Kalvarienbergkirche
Am südlichen Berghang gegenüber der Pfarrkirche, neben dem großen barocken Amtshaus, erhebt sich die Kalvarienbergkirche. Sie wurde 1711 mit vier Kreuzwegkapellen errichtet und am 14. September, dem Fest der Kreuzerhöhung, vom Passauer Weihbischof Johannes Raimundus Graf von Lamberg geweiht.
Stifter und Bau
Gestiftet wurde die Kirche von den Edlen von Sumading, einem Hofschreiber- und Salzfertiger-Ehepaar. Sie richteten für diesen Zweck ein eigenes Benefizium ein und statteten die Kirche reich aus.

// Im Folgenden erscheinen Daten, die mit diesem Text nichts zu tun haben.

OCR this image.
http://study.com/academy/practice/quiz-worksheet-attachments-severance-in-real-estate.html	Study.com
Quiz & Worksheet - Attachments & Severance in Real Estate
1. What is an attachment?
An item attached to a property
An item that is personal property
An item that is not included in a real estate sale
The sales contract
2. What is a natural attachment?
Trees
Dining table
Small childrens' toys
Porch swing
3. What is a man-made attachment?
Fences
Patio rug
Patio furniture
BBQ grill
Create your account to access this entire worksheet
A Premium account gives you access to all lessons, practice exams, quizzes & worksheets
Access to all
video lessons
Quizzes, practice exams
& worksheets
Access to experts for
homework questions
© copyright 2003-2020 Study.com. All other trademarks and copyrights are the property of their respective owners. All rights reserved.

Der achteckige Bau mit angebautem Mesnerhaus und Heiligem Grab gilt als liebevolles Denkmal barocker Baukunst.
Innenraum und Ausstattung
Im Kirchenraum dominiert eine eindrucksvolle Kreuzigungsgruppe, die dem Guggenbichler-Kreis zugeschrieben wird. Malereien an den Wänden und in der Laterne sowie Engel mit den Marterwerkzeugen verleihen dem Raum ein harmonisches Gesamtbild. Zwei Engeln aus dem in der Pfarrkirche abgetragenen Schwanthaleraltar beobachten das geschehen der Heiligen Liturgie beeindruckend. An der Nordseite erinnern Bilder an die Stifter, die hier ihre letzte Ruhestätte fanden. Über dem Eingang zur Sakristei befindet sich eine Gedenktafel an die Weihe der Kirche.
Das farbige Glasfenster
Besonders sehenswert ist das farbige Glasfenster an der Ostseite. Es zeigt die Kalvarienbergkirche mit dem einst mächtigen Sudhaus am Fuße des Berges. Das Sudhaus wurde 1751 erbaut und in den Jahren 1967 und 1968 abgetragen. Dank des Fensters, das 1890 gestiftet wurde, bleibt es zumindest im Bild erhalten.
Die Kreuzwegstationen
Beginnend beim Benefizium führen fünf Kreuzwegstationen hinauf zum Kalvarienberg. Jede dieser Stationen ist einem Geheimnis des Rosenkranzes gewidmet und begleitet seit Generationen Gläubige sowie Besucher auf ihrem besinnlichen Weg zur Anhöhe über dem Ort.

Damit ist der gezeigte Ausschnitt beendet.